A cable tie tensioning device or tool may apply a cable tie with a specific tension. The tool may cut off the extra tail flush with the head in order to avoid a sharp edge which might otherwise cause injury. Light-duty tools are operated by squeezing the handle with the fingers, while heavy-duty versions can be powered by compressed air or a solenoid to prevent repetitive strain injury.

To increase resistance to ultraviolet light in outdoor applications, nylon containing a minimum of 2% carbon black is used to protect the polymer chains and extend the cable tie's service life. Blue cable ties are supplied to the food industry and contain a metal additive so they can be detected by industrial metal detectors. Cable ties made of ETFE (Tefzel) are used in radiation-rich environments. Red cable ties made of ECTFE (Halar) are used for plenum cabling.

Stainless steel cable ties are also available for flameproof applications—coated stainless ties are available to prevent galvanic attack from dissimilar metals (e.g. zinc-coated cable tray).

Plastic handcuffs are based on the cable tie design and are used by law enforcement to restrain prisoners. Cable ties are also sometimes used to prevent hubcaps (also known as wheel trims) from falling off a moving vehicle, and some are sold specifically for this purpose.
The use of cable ties in medicolegal cases is infrequent, being involved in situations of neck compression or restraint.

==History==
Cable ties were invented by Thomas & Betts, an electrical company, in 1958 under the brand name Ty-Rap. Initially, they were designed for airplane wire harnesses. The original design used a metal tooth, and these can still be obtained. Manufacturers later changed to the nylon/plastic design.

Over the years the design has been extended and developed into many spin-off products. One example was a self-locking loop developed as an alternative to purse-string suture in colon anastomosis.

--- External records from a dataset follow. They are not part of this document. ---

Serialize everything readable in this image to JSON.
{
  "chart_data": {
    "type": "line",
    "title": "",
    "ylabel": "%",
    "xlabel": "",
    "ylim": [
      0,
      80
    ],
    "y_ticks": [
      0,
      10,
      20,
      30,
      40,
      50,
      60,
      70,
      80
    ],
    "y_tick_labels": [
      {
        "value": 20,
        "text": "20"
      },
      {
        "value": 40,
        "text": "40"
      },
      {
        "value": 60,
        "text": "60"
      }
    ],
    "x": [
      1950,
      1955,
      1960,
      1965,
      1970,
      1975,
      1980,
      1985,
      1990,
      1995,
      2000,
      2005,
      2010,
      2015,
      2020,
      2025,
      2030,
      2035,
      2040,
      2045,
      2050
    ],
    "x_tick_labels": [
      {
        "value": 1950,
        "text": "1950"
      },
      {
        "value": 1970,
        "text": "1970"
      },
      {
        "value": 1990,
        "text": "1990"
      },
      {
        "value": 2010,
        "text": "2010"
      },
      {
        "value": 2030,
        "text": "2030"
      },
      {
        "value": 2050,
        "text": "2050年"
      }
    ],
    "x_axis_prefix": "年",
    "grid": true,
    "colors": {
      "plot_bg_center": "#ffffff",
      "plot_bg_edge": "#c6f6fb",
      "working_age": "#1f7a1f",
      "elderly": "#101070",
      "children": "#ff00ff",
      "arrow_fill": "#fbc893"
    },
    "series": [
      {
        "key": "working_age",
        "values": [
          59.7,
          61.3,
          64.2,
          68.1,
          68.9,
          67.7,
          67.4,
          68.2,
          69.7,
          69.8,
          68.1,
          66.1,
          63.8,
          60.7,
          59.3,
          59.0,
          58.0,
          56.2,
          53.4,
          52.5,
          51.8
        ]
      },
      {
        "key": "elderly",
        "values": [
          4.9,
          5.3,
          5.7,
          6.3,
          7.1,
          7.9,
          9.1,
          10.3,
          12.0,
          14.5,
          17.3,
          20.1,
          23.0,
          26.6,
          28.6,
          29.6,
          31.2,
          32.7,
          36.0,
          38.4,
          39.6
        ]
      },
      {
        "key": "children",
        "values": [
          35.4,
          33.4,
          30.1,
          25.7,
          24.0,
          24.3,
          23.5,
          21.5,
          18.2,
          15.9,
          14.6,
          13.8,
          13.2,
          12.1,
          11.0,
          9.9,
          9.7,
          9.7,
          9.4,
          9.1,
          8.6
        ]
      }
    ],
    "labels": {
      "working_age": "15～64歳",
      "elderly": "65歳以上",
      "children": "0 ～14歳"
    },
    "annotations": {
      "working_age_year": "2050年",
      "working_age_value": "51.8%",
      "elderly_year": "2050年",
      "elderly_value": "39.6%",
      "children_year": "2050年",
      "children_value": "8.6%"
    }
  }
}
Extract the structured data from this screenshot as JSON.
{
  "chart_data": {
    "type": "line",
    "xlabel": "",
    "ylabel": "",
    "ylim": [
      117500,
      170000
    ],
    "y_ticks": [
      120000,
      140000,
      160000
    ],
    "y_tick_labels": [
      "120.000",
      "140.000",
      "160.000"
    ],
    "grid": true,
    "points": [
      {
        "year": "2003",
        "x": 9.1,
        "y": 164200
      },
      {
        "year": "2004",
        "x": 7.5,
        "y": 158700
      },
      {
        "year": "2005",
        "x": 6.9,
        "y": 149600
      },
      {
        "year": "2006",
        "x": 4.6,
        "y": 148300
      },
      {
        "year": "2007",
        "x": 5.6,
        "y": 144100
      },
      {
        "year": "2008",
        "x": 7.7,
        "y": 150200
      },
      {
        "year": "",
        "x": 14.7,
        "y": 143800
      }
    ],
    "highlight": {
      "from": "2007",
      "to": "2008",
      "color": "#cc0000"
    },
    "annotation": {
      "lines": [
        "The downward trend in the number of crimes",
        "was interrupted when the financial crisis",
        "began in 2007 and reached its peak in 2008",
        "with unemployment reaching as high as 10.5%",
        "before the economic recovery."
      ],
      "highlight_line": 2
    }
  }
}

The Ty-Rap cable tie's inventor, Maurus C. Logan, worked for Thomas & Betts and finished his career with the company as Vice President of Research and Development. During his tenure at Thomas & Betts, he contributed to the development and marketing of many successful Thomas & Betts products. Logan died on 12 November 2007, at age 86.

The idea for the cable tie came to Logan while touring a Boeing aircraft manufacturing facility in 1956. Aircraft wiring was a cumbersome and detailed undertaking, involving thousands of feet of wire organized on sheets of 50-foot-long plywood and held in place with knotted, wax-coated, braided nylon cord. Each knot had to be pulled tight by wrapping the cord around one's finger, which sometimes cut the operator's fingers until they developed thick calluses. Logan was convinced there had to be an easier, more forgiving way to accomplish this critical task.

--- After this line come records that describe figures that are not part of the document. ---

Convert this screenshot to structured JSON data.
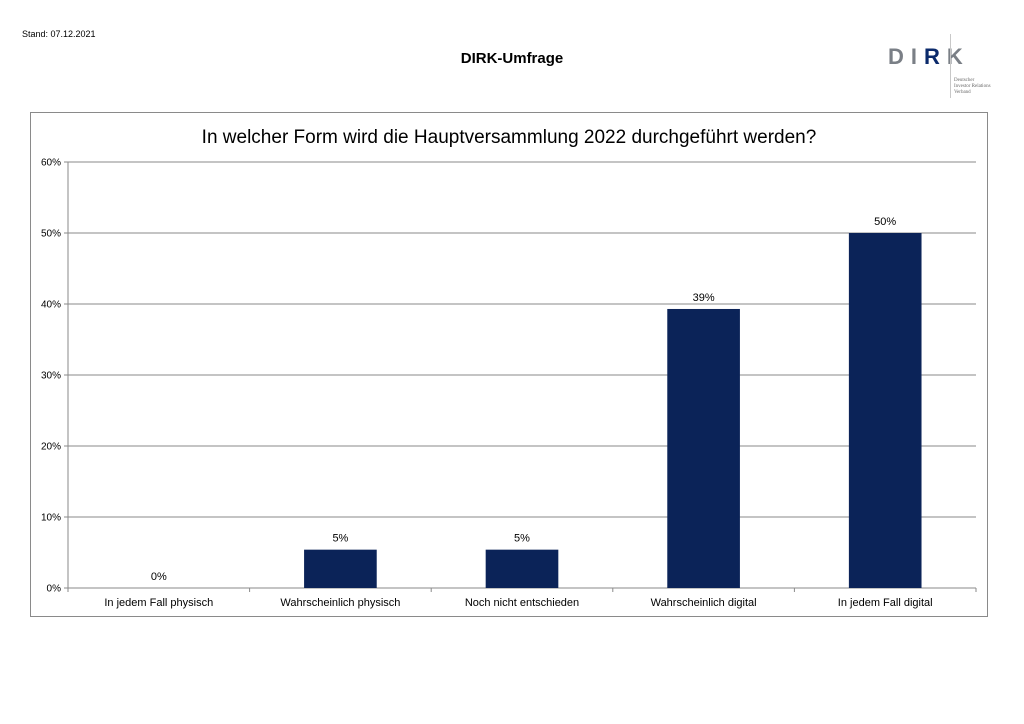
{
  "header": {
    "stand": "Stand: 07.12.2021",
    "title": "DIRK-Umfrage"
  },
  "logo": {
    "letters": [
      "D",
      "I",
      "R",
      "K"
    ],
    "subtitle": "Deutscher\nInvestor Relations\nVerband"
  },
  "colors": {
    "bar": "#0b2358",
    "grid": "#8a8a8a"
  },
  "chart_data": {
    "type": "bar",
    "title": "In welcher Form wird die Hauptversammlung 2022 durchgeführt werden?",
    "categories": [
      "In jedem Fall physisch",
      "Wahrscheinlich physisch",
      "Noch nicht entschieden",
      "Wahrscheinlich digital",
      "In jedem Fall digital"
    ],
    "values": [
      0,
      5.4,
      5.4,
      39.3,
      50
    ],
    "data_labels": [
      "0%",
      "5%",
      "5%",
      "39%",
      "50%"
    ],
    "yticks": [
      "0%",
      "10%",
      "20%",
      "30%",
      "40%",
      "50%",
      "60%"
    ],
    "ylim": [
      0,
      60
    ],
    "xlabel": "",
    "ylabel": "",
    "grid": true,
    "legend": "none"
  }
}
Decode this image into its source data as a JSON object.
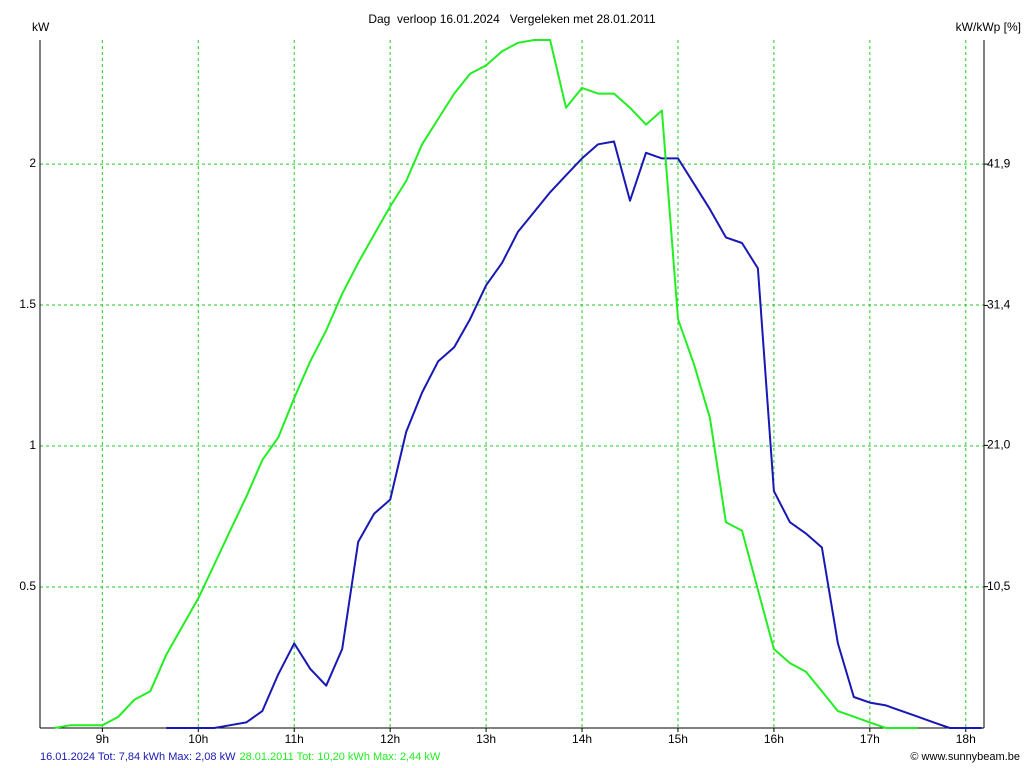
{
  "chart_data": {
    "type": "line",
    "title": "Dag  verloop 16.01.2024   Vergeleken met 28.01.2011",
    "y_label": "kW",
    "y2_label": "kW/kWp [%]",
    "credit": "© www.sunnybeam.be",
    "x": [
      8.5,
      8.667,
      8.833,
      9,
      9.167,
      9.333,
      9.5,
      9.667,
      9.833,
      10,
      10.167,
      10.333,
      10.5,
      10.667,
      10.833,
      11,
      11.167,
      11.333,
      11.5,
      11.667,
      11.833,
      12,
      12.167,
      12.333,
      12.5,
      12.667,
      12.833,
      13,
      13.167,
      13.333,
      13.5,
      13.667,
      13.833,
      14,
      14.167,
      14.333,
      14.5,
      14.667,
      14.833,
      15,
      15.167,
      15.333,
      15.5,
      15.667,
      15.833,
      16,
      16.167,
      16.333,
      16.5,
      16.667,
      16.833,
      17,
      17.167,
      17.333,
      17.5,
      17.667,
      17.833,
      18,
      18.167
    ],
    "series": [
      {
        "name": "16.01.2024 Tot: 7,84 kWh Max: 2,08 kW",
        "color": "#1818b4",
        "values": [
          null,
          null,
          null,
          null,
          null,
          null,
          null,
          0,
          0,
          0,
          0,
          0.01,
          0.02,
          0.06,
          0.19,
          0.3,
          0.21,
          0.15,
          0.28,
          0.66,
          0.76,
          0.81,
          1.05,
          1.19,
          1.3,
          1.35,
          1.45,
          1.57,
          1.65,
          1.76,
          1.83,
          1.9,
          1.96,
          2.02,
          2.07,
          2.08,
          1.87,
          2.04,
          2.02,
          2.02,
          1.93,
          1.84,
          1.74,
          1.72,
          1.63,
          0.84,
          0.73,
          0.69,
          0.64,
          0.3,
          0.11,
          0.09,
          0.08,
          0.06,
          0.04,
          0.02,
          0,
          0,
          0
        ]
      },
      {
        "name": "28.01.2011 Tot: 10,20 kWh Max: 2,44 kW",
        "color": "#22ee22",
        "values": [
          0,
          0.01,
          0.01,
          0.01,
          0.04,
          0.1,
          0.13,
          0.26,
          0.36,
          0.46,
          0.58,
          0.7,
          0.82,
          0.95,
          1.03,
          1.17,
          1.3,
          1.41,
          1.54,
          1.65,
          1.75,
          1.85,
          1.94,
          2.07,
          2.16,
          2.25,
          2.32,
          2.35,
          2.4,
          2.43,
          2.44,
          2.44,
          2.2,
          2.27,
          2.25,
          2.25,
          2.2,
          2.14,
          2.19,
          1.45,
          1.29,
          1.1,
          0.73,
          0.7,
          0.49,
          0.28,
          0.23,
          0.2,
          0.13,
          0.06,
          0.04,
          0.02,
          0,
          0,
          0,
          null,
          null,
          null,
          null
        ]
      }
    ],
    "xlim": [
      8.35,
      18.19
    ],
    "xticks": [
      {
        "value": 9,
        "label": "9h"
      },
      {
        "value": 10,
        "label": "10h"
      },
      {
        "value": 11,
        "label": "11h"
      },
      {
        "value": 12,
        "label": "12h"
      },
      {
        "value": 13,
        "label": "13h"
      },
      {
        "value": 14,
        "label": "14h"
      },
      {
        "value": 15,
        "label": "15h"
      },
      {
        "value": 16,
        "label": "16h"
      },
      {
        "value": 17,
        "label": "17h"
      },
      {
        "value": 18,
        "label": "18h"
      }
    ],
    "ylim": [
      0,
      2.44
    ],
    "yticks": [
      0.5,
      1,
      1.5,
      2
    ],
    "y2lim": [
      0,
      51.12
    ],
    "y2ticks": [
      {
        "value": 10.5,
        "label": "10,5"
      },
      {
        "value": 21.0,
        "label": "21,0"
      },
      {
        "value": 31.4,
        "label": "31,4"
      },
      {
        "value": 41.9,
        "label": "41,9"
      }
    ],
    "grid": true,
    "grid_color": "#22cc22"
  }
}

For the next couple of years, Logan experimented with various tools and materials. On June 24, 1958, a patent for the Ty-Rap cable tie was submitted.

==Reusable & recyclable cable ties==
Cable ties are generally designed as single-use devices; however, they can be reopened with little or no damage by inserting a small flat object between the ratchet and the pawl, and pulling the pawl out. Some models have a mechanism to release the pawl and allow re-use. Alternatively, the tie can be twisted 180 degrees and inserted into the case upside down to create a weaker loop that can be easily opened by hand, but still strong enough for certain simple tasks, such as holding several cables together.

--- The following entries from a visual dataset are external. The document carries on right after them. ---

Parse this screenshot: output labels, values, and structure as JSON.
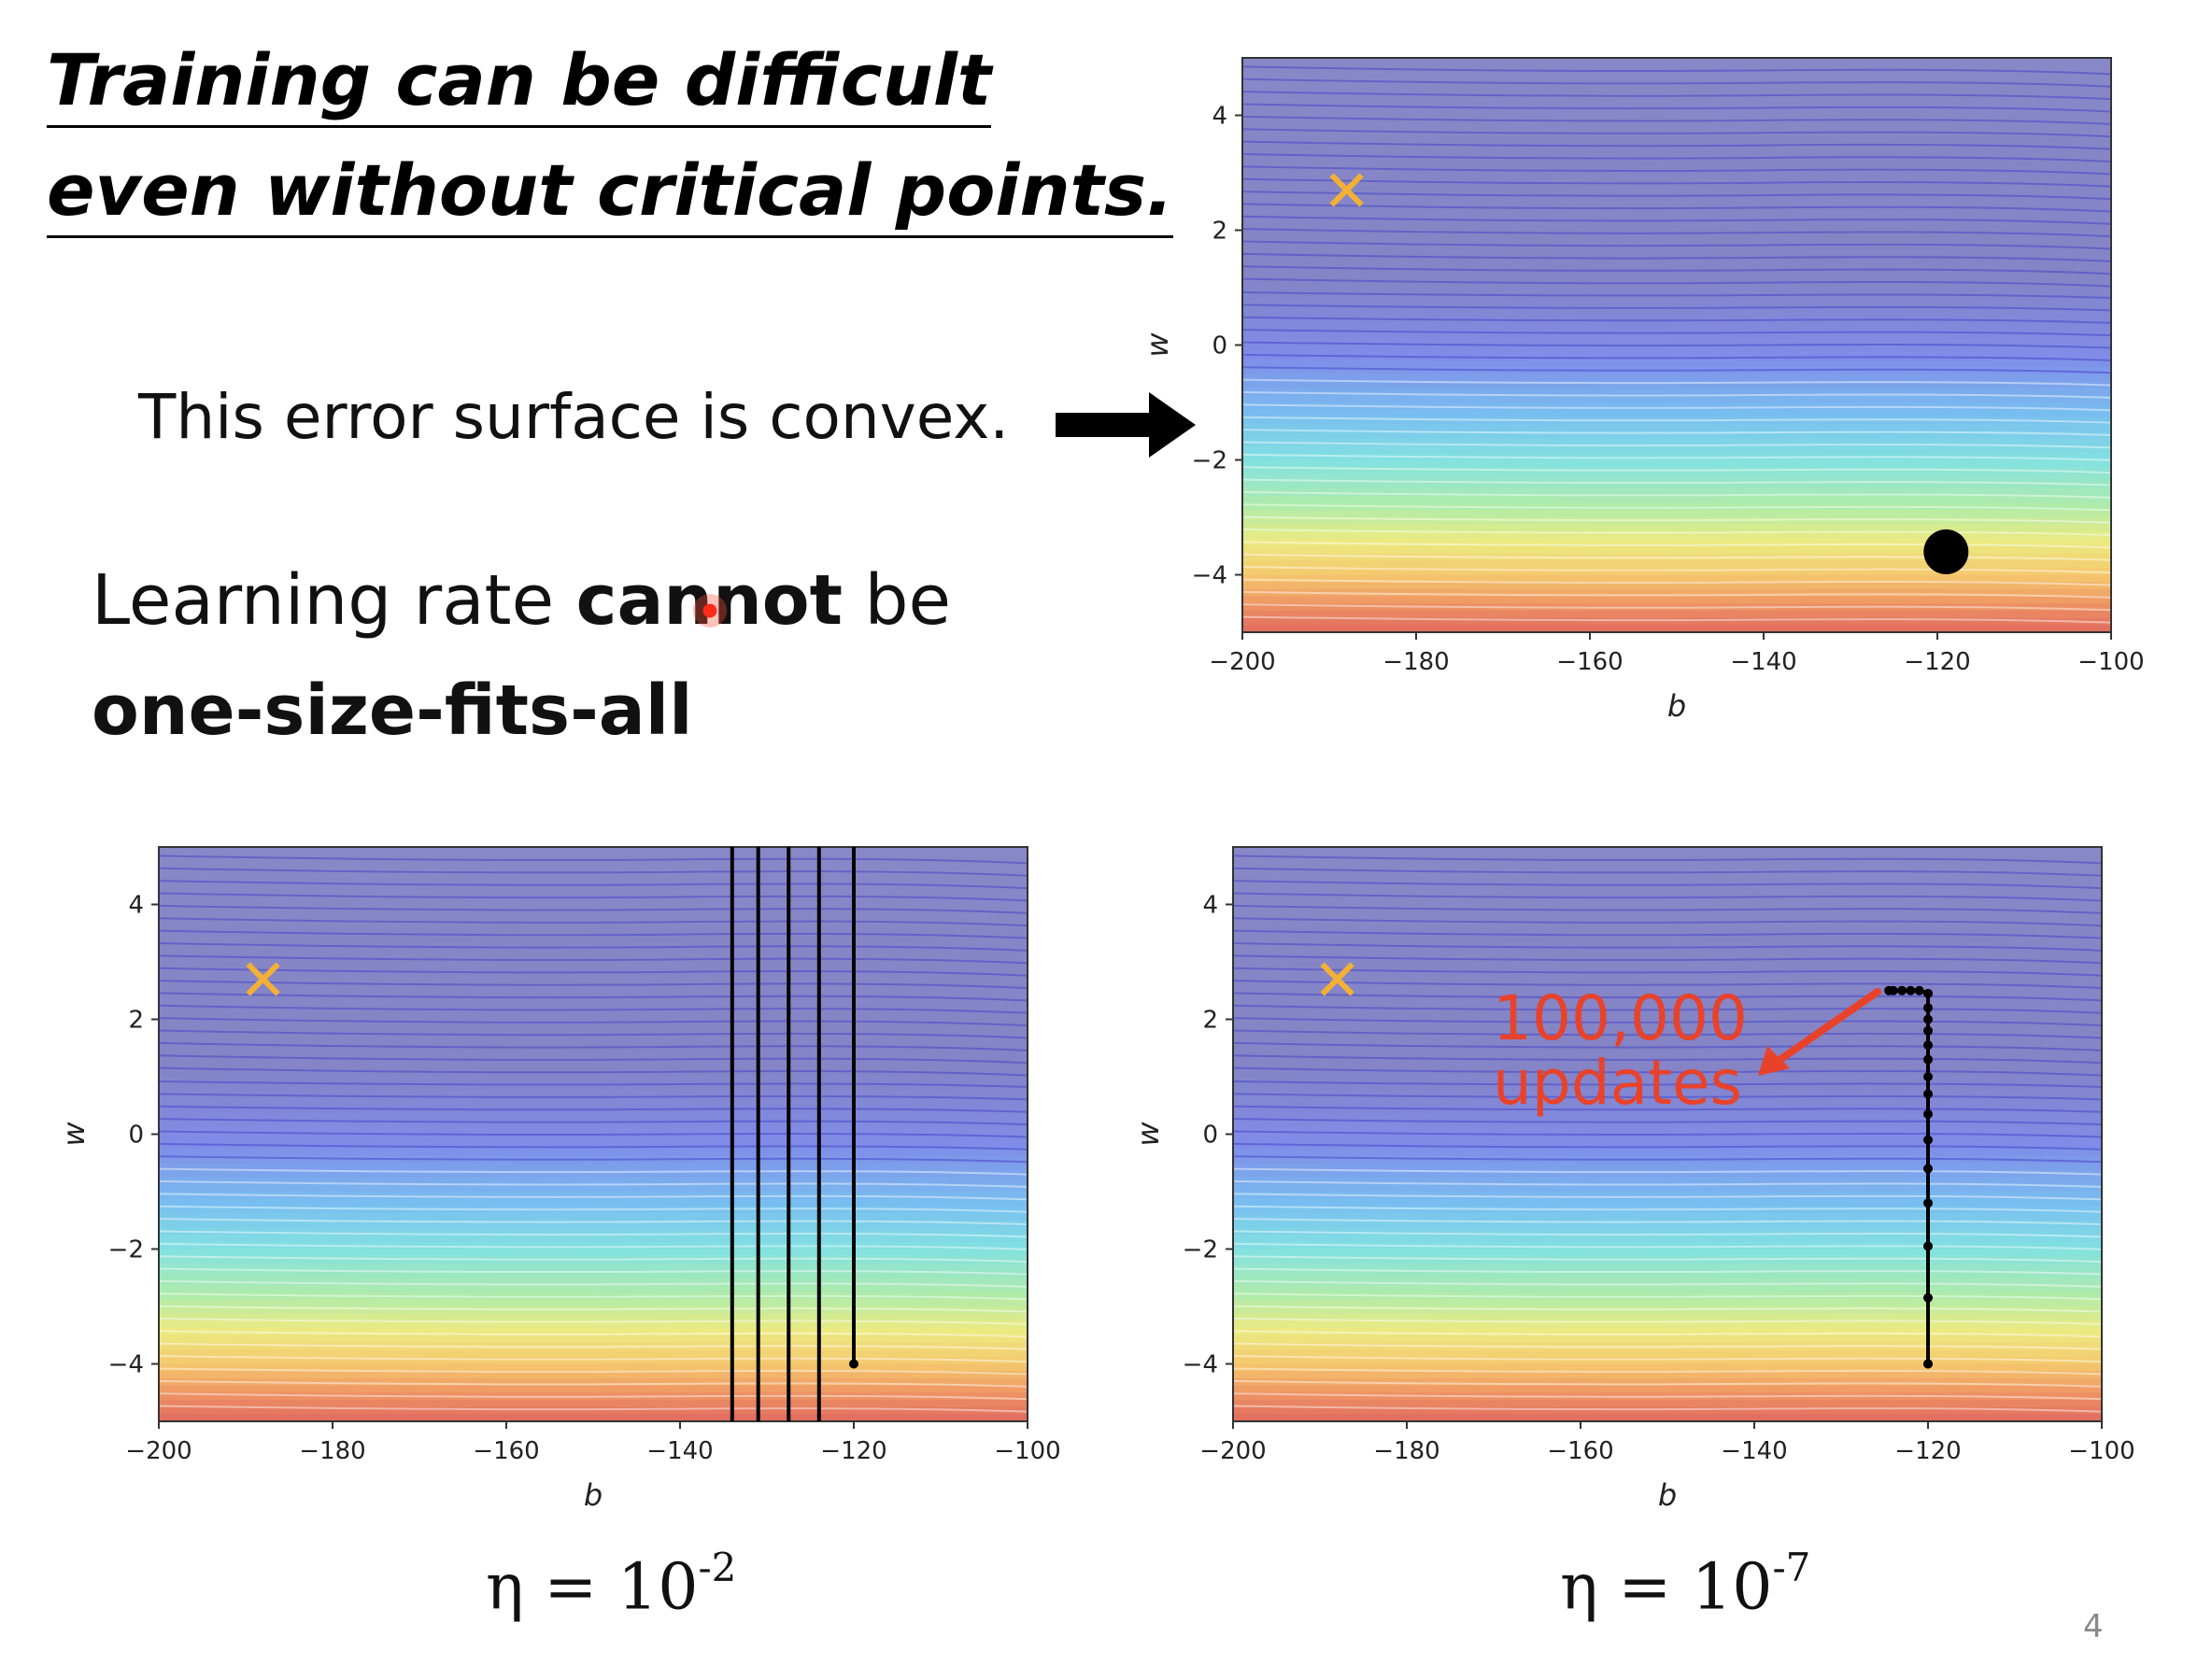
{
  "title": {
    "line1": "Training can be difficult",
    "line2": "even without critical points."
  },
  "convex_note": "This error surface is convex.",
  "learning_rate_note": {
    "part1_plain": "Learning rate ",
    "part1_bold": "cannot",
    "part1_tail": " be",
    "line2_bold": "one-size-fits-all"
  },
  "annotation": {
    "line1": "100,000",
    "line2": "updates"
  },
  "eta_labels": [
    {
      "base": "η = 10",
      "exp": "-2"
    },
    {
      "base": "η = 10",
      "exp": "-7"
    }
  ],
  "page_number": "4",
  "colors": {
    "accent_red": "#e8432a",
    "marker_orange": "#f2b035",
    "path_black": "#000000"
  },
  "chart_data": [
    {
      "type": "heatmap",
      "xlabel": "b",
      "ylabel": "w",
      "xlim": [
        -200,
        -100
      ],
      "ylim": [
        -5,
        5
      ],
      "xticks": [
        -200,
        -180,
        -160,
        -140,
        -120,
        -100
      ],
      "yticks": [
        -4,
        -2,
        0,
        2,
        4
      ],
      "minimum_marker": {
        "b": -188,
        "w": 2.7
      },
      "start_point": {
        "b": -119,
        "w": -3.6
      },
      "paths": []
    },
    {
      "type": "heatmap",
      "xlabel": "b",
      "ylabel": "w",
      "xlim": [
        -200,
        -100
      ],
      "ylim": [
        -5,
        5
      ],
      "xticks": [
        -200,
        -180,
        -160,
        -140,
        -120,
        -100
      ],
      "yticks": [
        -4,
        -2,
        0,
        2,
        4
      ],
      "minimum_marker": {
        "b": -188,
        "w": 2.7
      },
      "start_point": {
        "b": -120,
        "w": -4
      },
      "paths": [
        {
          "b": [
            -120,
            -120
          ],
          "w": [
            -4,
            5
          ]
        },
        {
          "b": [
            -124,
            -124
          ],
          "w": [
            -5,
            5
          ]
        },
        {
          "b": [
            -127.5,
            -127.5
          ],
          "w": [
            -5,
            5
          ]
        },
        {
          "b": [
            -131,
            -131
          ],
          "w": [
            -5,
            5
          ]
        },
        {
          "b": [
            -134,
            -134
          ],
          "w": [
            -5,
            5
          ]
        }
      ]
    },
    {
      "type": "heatmap",
      "xlabel": "b",
      "ylabel": "w",
      "xlim": [
        -200,
        -100
      ],
      "ylim": [
        -5,
        5
      ],
      "xticks": [
        -200,
        -180,
        -160,
        -140,
        -120,
        -100
      ],
      "yticks": [
        -4,
        -2,
        0,
        2,
        4
      ],
      "minimum_marker": {
        "b": -188,
        "w": 2.7
      },
      "start_point": {
        "b": -120,
        "w": -4
      },
      "paths": [
        {
          "b": [
            -120,
            -120,
            -120,
            -120,
            -120,
            -120,
            -120,
            -120,
            -120,
            -120,
            -120,
            -120,
            -120,
            -120,
            -120,
            -121,
            -122,
            -123,
            -124,
            -124.5
          ],
          "w": [
            -4,
            -2.85,
            -1.95,
            -1.2,
            -0.6,
            -0.1,
            0.35,
            0.7,
            1.0,
            1.3,
            1.55,
            1.8,
            2.0,
            2.2,
            2.45,
            2.5,
            2.5,
            2.5,
            2.5,
            2.5
          ]
        }
      ]
    }
  ]
}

In later years, some manufacturers have developed cable ties from materials other than traditional plastics, with such cable ties instead being made from recyclable materials such as long wood fibres

== Alternatives ==
Other methods of bundling cable together securely and semi-permanently include cable lacing, strapping, binding knots such as the surgeon's knot or constrictor knot, Velcro brand hook-and-loop strips, conveyor belt hooks, twist ties, Rapstrap fasteners, or metal buckle.